The exterior of the building was designed to resemble four 11 ft wide "mini towers" as a miniature version of the city skyline, aligning with the building's concept of micro-unit apartments. Four shades of gray bricks were used in the façade to tie in the building with the surrounding neighborhood.

== Opening and reception ==
Leasing of the apartments began in November 2015 and 90 percent of the units were rented within a span of two months; occupants for the affordable housing were selected by lottery out of a pool of 60,000 applicants. The building opened to tenants on June 1, 2016, with a total of 55 microapartments: 32 market-rate units, 14 affordable units, 8 units given to homeless veterans and 1 unit for the building's superintendent.

When Carmel Place opened, monthly rents for the market-rate micro-unit apartments were comparable to average studio apartments in Manhattan—albeit at about half the size—but the fees at Carmel Place also included additional services including Wi-Fi, cable television, weekly cleaning, and concierge services through Hello Alfred.
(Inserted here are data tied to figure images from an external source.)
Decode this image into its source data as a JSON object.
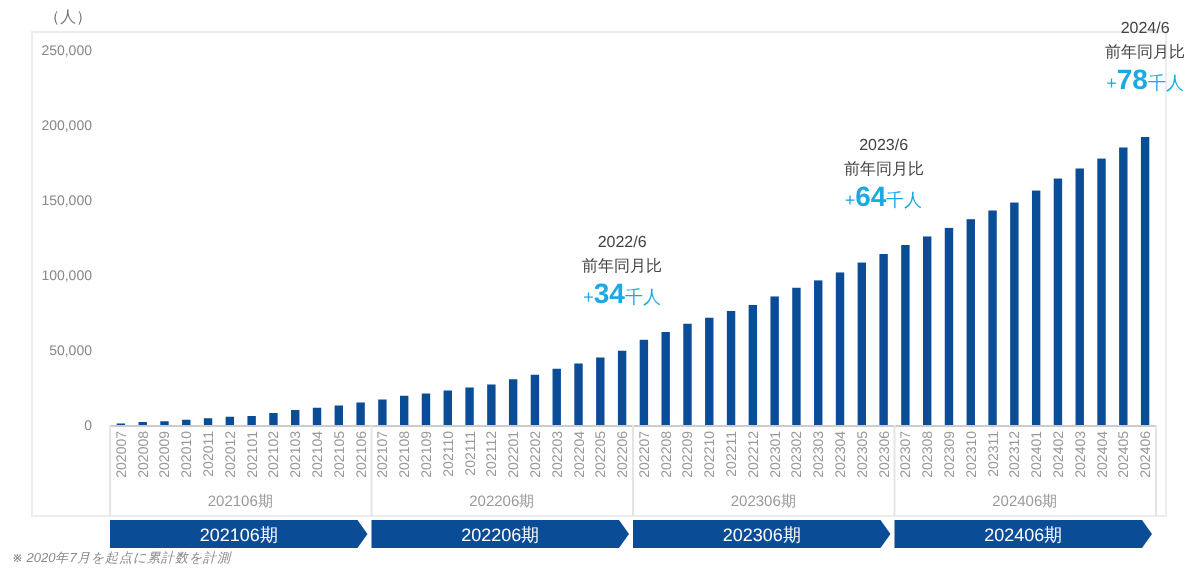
{
  "chart_data": {
    "type": "bar",
    "ylabel": "（人）",
    "categories": [
      "202007",
      "202008",
      "202009",
      "202010",
      "202011",
      "202012",
      "202101",
      "202102",
      "202103",
      "202104",
      "202105",
      "202106",
      "202107",
      "202108",
      "202109",
      "202110",
      "202111",
      "202112",
      "202201",
      "202202",
      "202203",
      "202204",
      "202205",
      "202206",
      "202207",
      "202208",
      "202209",
      "202210",
      "202211",
      "202212",
      "202301",
      "202302",
      "202303",
      "202304",
      "202305",
      "202306",
      "202307",
      "202308",
      "202309",
      "202310",
      "202311",
      "202312",
      "202401",
      "202402",
      "202403",
      "202404",
      "202405",
      "202406"
    ],
    "values": [
      1000,
      2000,
      2500,
      3500,
      4500,
      5500,
      6000,
      8000,
      10000,
      11500,
      13000,
      15000,
      17000,
      19500,
      21000,
      23000,
      25000,
      27000,
      30500,
      33500,
      37500,
      41000,
      45000,
      49500,
      56800,
      62000,
      67500,
      71500,
      76000,
      80000,
      85700,
      91500,
      96400,
      101700,
      108300,
      114000,
      120000,
      125700,
      131400,
      137200,
      143000,
      148300,
      156300,
      164300,
      171000,
      177600,
      185000,
      192000
    ],
    "color": "#0b4c96",
    "ylim": [
      0,
      250000
    ],
    "yticks": [
      0,
      {
        "value": 50000,
        "label": "50,000"
      },
      {
        "value": 100000,
        "label": "100,000"
      },
      {
        "value": 150000,
        "label": "150,000"
      },
      {
        "value": 200000,
        "label": "200,000"
      },
      {
        "value": 250000,
        "label": "250,000"
      }
    ],
    "grid": false,
    "annotations": [
      {
        "text": "2022/6\n前年同月比\n+34千人",
        "x": "202206",
        "y": 49500
      },
      {
        "text": "2023/6\n前年同月比\n+64千人",
        "x": "202306",
        "y": 114000
      },
      {
        "text": "2024/6\n前年同月比\n+78千人",
        "x": "202406",
        "y": 192000
      },
      "202106期",
      "202206期",
      "202306期",
      "202406期",
      "※ 2020年7月を起点に累計数を計測"
    ]
  }
}
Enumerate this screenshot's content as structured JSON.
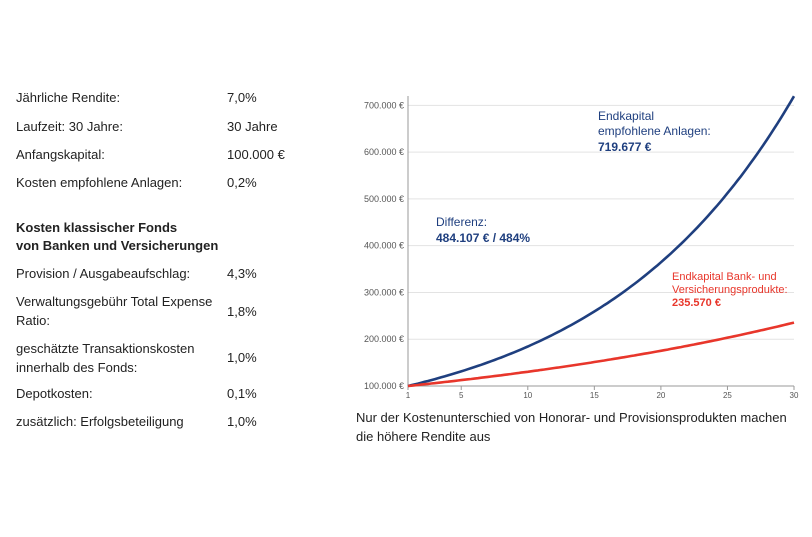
{
  "table": {
    "basic": [
      {
        "label": "Jährliche Rendite:",
        "value": "7,0%"
      },
      {
        "label": "Laufzeit: 30 Jahre:",
        "value": "30 Jahre"
      },
      {
        "label": "Anfangskapital:",
        "value": "100.000 €"
      },
      {
        "label": "Kosten empfohlene Anlagen:",
        "value": "0,2%"
      }
    ],
    "section_heading_line1": "Kosten klassischer Fonds",
    "section_heading_line2": "von Banken und Versicherungen",
    "costs": [
      {
        "label": "Provision / Ausgabeaufschlag:",
        "value": "4,3%"
      },
      {
        "label": "Verwaltungsgebühr Total Expense Ratio:",
        "value": "1,8%"
      },
      {
        "label": "geschätzte Transaktionskosten innerhalb des Fonds:",
        "value": "1,0%"
      },
      {
        "label": "Depotkosten:",
        "value": "0,1%"
      },
      {
        "label": "zusätzlich: Erfolgsbeteiligung",
        "value": "1,0%"
      }
    ]
  },
  "caption_line1": "Nur der Kostenunterschied von Honorar- und Provisionsprodukten machen",
  "caption_line2": "die höhere Rendite aus",
  "chart_data": {
    "type": "line",
    "xlim": [
      1,
      30
    ],
    "ylim": [
      100000,
      720000
    ],
    "x_ticks": [
      1,
      5,
      10,
      15,
      20,
      25,
      30
    ],
    "y_ticks": [
      "100.000 €",
      "200.000 €",
      "300.000 €",
      "400.000 €",
      "500.000 €",
      "600.000 €",
      "700.000 €"
    ],
    "y_tick_values": [
      100000,
      200000,
      300000,
      400000,
      500000,
      600000,
      700000
    ],
    "grid": "horizontal",
    "series": [
      {
        "key": "honorar",
        "color": "#1f3f7f",
        "start": 100000,
        "end": 719677
      },
      {
        "key": "provision",
        "color": "#e8362b",
        "start": 100000,
        "end": 235570
      }
    ],
    "annotations": {
      "endkapital_title_line1": "Endkapital",
      "endkapital_title_line2": "empfohlene Anlagen:",
      "endkapital_value": "719.677 €",
      "differenz_title": "Differenz:",
      "differenz_value": "484.107 € / 484%",
      "bank_line1": "Endkapital Bank- und",
      "bank_line2": "Versicherungsprodukte:",
      "bank_value": "235.570 €"
    }
  }
}
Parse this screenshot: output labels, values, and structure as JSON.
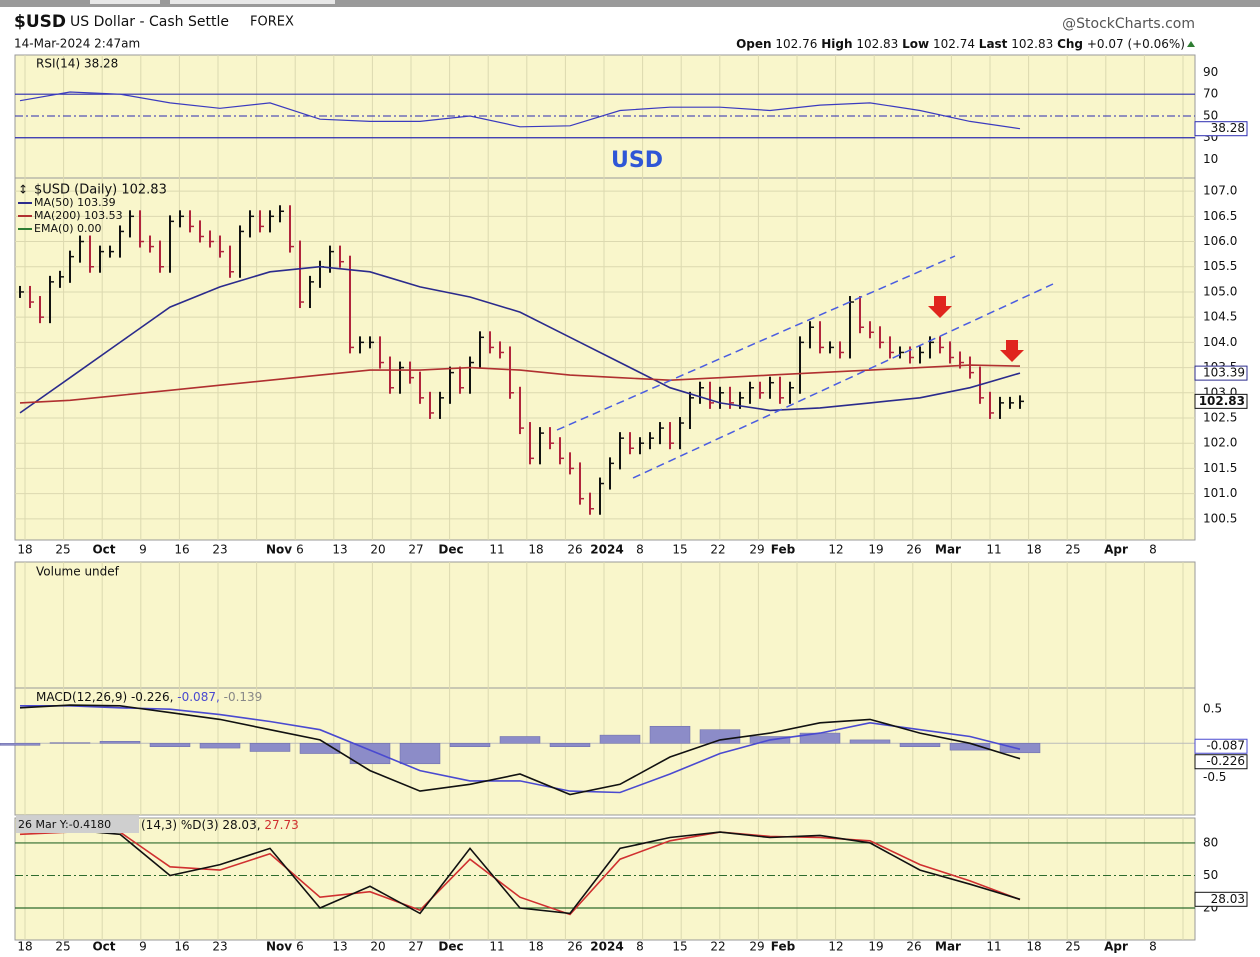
{
  "header": {
    "symbol": "$USD",
    "name": "US Dollar - Cash Settle",
    "exchange": "FOREX",
    "datetime": "14-Mar-2024 2:47am",
    "source": "@StockCharts.com",
    "open_label": "Open",
    "open": 102.76,
    "high_label": "High",
    "high": 102.83,
    "low_label": "Low",
    "low": 102.74,
    "last_label": "Last",
    "last": 102.83,
    "chg_label": "Chg",
    "chg": "+0.07 (+0.06%)",
    "annotation": "USD"
  },
  "x_axis_labels": [
    "18",
    "25",
    "Oct",
    "9",
    "16",
    "23",
    "Nov",
    "6",
    "13",
    "20",
    "27",
    "Dec",
    "11",
    "18",
    "26",
    "2024",
    "8",
    "15",
    "22",
    "29",
    "Feb",
    "12",
    "19",
    "26",
    "Mar",
    "11",
    "18",
    "25",
    "Apr",
    "8"
  ],
  "chart_data": [
    {
      "type": "line",
      "title": "RSI(14) 38.28",
      "ylim": [
        -7,
        106
      ],
      "yticks": [
        90,
        70,
        50,
        30,
        10
      ],
      "tick_line_styles": [
        "none",
        "solid",
        "dash",
        "solid",
        "none"
      ],
      "series": [
        {
          "style": "line",
          "color": "#3b3bbf",
          "values": [
            64,
            72,
            70,
            62,
            57,
            62,
            47,
            45,
            45,
            50,
            40,
            41,
            55,
            58,
            58,
            55,
            60,
            62,
            55,
            45,
            38.28
          ]
        }
      ]
    },
    {
      "type": "ohlc",
      "grid": true,
      "ylim": [
        100.08,
        107.26
      ],
      "yticks": [
        {
          "value": 107,
          "label": "107.0"
        },
        106.5,
        {
          "value": 106,
          "label": "106.0"
        },
        105.5,
        {
          "value": 105,
          "label": "105.0"
        },
        104.5,
        {
          "value": 104,
          "label": "104.0"
        },
        103.5,
        {
          "value": 103,
          "label": "103.0"
        },
        102.5,
        {
          "value": 102,
          "label": "102.0"
        },
        101.5,
        {
          "value": 101,
          "label": "101.0"
        },
        100.5
      ],
      "series": [
        {
          "name": "$USD (Daily) 102.83",
          "style": "bars",
          "color": "#111111",
          "down_color": "#b0243c",
          "values": [
            105.0,
            104.8,
            104.5,
            105.2,
            105.3,
            105.7,
            106.0,
            105.5,
            105.8,
            105.8,
            106.2,
            106.5,
            106.0,
            105.9,
            105.5,
            106.4,
            106.5,
            106.3,
            106.1,
            106.0,
            105.8,
            105.4,
            106.2,
            106.5,
            106.3,
            106.5,
            106.6,
            105.9,
            104.8,
            105.2,
            105.5,
            105.8,
            105.6,
            103.9,
            104.0,
            104.0,
            103.6,
            103.1,
            103.5,
            103.3,
            102.9,
            102.6,
            102.9,
            103.4,
            103.1,
            103.6,
            104.1,
            103.9,
            103.8,
            103.0,
            102.3,
            101.7,
            102.2,
            102.0,
            101.7,
            101.5,
            100.9,
            100.7,
            101.2,
            101.6,
            102.1,
            101.9,
            102.0,
            102.1,
            102.3,
            102.0,
            102.4,
            102.9,
            103.1,
            102.8,
            103.0,
            102.8,
            102.9,
            103.1,
            103.0,
            103.2,
            102.9,
            103.1,
            104.0,
            104.3,
            103.9,
            103.9,
            103.8,
            104.8,
            104.3,
            104.2,
            104.0,
            103.8,
            103.8,
            103.7,
            103.8,
            104.0,
            103.9,
            103.7,
            103.6,
            103.4,
            102.9,
            102.6,
            102.8,
            102.8,
            102.83
          ]
        },
        {
          "name": "MA(50) 103.39",
          "style": "line",
          "color": "#2b2b8c",
          "values": [
            102.6,
            103.3,
            104.0,
            104.7,
            105.1,
            105.4,
            105.5,
            105.4,
            105.1,
            104.9,
            104.6,
            104.1,
            103.6,
            103.1,
            102.8,
            102.65,
            102.7,
            102.8,
            102.9,
            103.1,
            103.39
          ]
        },
        {
          "name": "MA(200) 103.53",
          "style": "line",
          "color": "#b03030",
          "values": [
            102.8,
            102.85,
            102.95,
            103.05,
            103.15,
            103.25,
            103.35,
            103.45,
            103.45,
            103.5,
            103.45,
            103.35,
            103.3,
            103.25,
            103.3,
            103.35,
            103.4,
            103.45,
            103.5,
            103.55,
            103.53
          ]
        },
        {
          "name": "EMA(0) 0.00",
          "style": "none",
          "color": "#2e7d32",
          "values": []
        }
      ]
    },
    {
      "type": "volume",
      "title": "Volume undef"
    },
    {
      "type": "line",
      "label_parts": [
        "MACD(12,26,9) -0.226,",
        "-0.087,",
        "-0.139"
      ],
      "ylim": [
        -1.05,
        0.81
      ],
      "yticks": [
        0.5,
        -0.5
      ],
      "series": [
        {
          "style": "histogram",
          "color": "#8c8cc8",
          "values": [
            -0.03,
            0.01,
            0.03,
            -0.05,
            -0.07,
            -0.12,
            -0.15,
            -0.3,
            -0.3,
            -0.05,
            0.1,
            -0.05,
            0.12,
            0.25,
            0.2,
            0.1,
            0.15,
            0.05,
            -0.05,
            -0.1,
            -0.139
          ]
        },
        {
          "style": "line",
          "color": "#4a4ad0",
          "values": [
            0.55,
            0.55,
            0.52,
            0.5,
            0.42,
            0.32,
            0.2,
            -0.1,
            -0.4,
            -0.55,
            -0.55,
            -0.7,
            -0.72,
            -0.45,
            -0.15,
            0.05,
            0.15,
            0.3,
            0.2,
            0.1,
            -0.087
          ]
        },
        {
          "style": "line",
          "color": "#111111",
          "values": [
            0.52,
            0.56,
            0.55,
            0.45,
            0.35,
            0.2,
            0.05,
            -0.4,
            -0.7,
            -0.6,
            -0.45,
            -0.75,
            -0.6,
            -0.2,
            0.05,
            0.15,
            0.3,
            0.35,
            0.15,
            0.0,
            -0.226
          ]
        }
      ]
    },
    {
      "type": "line",
      "tooltip": "26 Mar Y:-0.4180",
      "label_parts": [
        "(14,3) %D(3) 28.03,",
        "27.73"
      ],
      "ylim": [
        -9.5,
        103
      ],
      "yticks": [
        80,
        50,
        20
      ],
      "tick_line_styles": [
        "solid",
        "dash",
        "solid"
      ],
      "series": [
        {
          "style": "line",
          "color": "#d03030",
          "values": [
            88,
            90,
            90,
            58,
            55,
            70,
            30,
            35,
            18,
            65,
            30,
            14,
            65,
            82,
            90,
            86,
            85,
            82,
            60,
            45,
            27.73
          ]
        },
        {
          "style": "line",
          "color": "#111111",
          "values": [
            90,
            92,
            88,
            50,
            60,
            75,
            20,
            40,
            15,
            75,
            20,
            15,
            75,
            85,
            90,
            85,
            87,
            80,
            55,
            42,
            28.03
          ]
        }
      ]
    }
  ]
}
While more expensive compared to some other housing options, the micro-unit apartments gave residents an option to live by themselves instead of needing to share an apartment with one or more roommates.

In March 2016, the New York City Council approved the Zoning for Quality and Affordability text amendment to city's zoning resolution that allowed for micro-unit apartments to be legally constructed by reducing the minimum floor area of apartments from 400 to 300 sqft; however, there still is a limit to the density of apartments that could be constructed on a site that prevents developers from constructing a building entirely consisting of micro-unit apartments such as Carmel Place.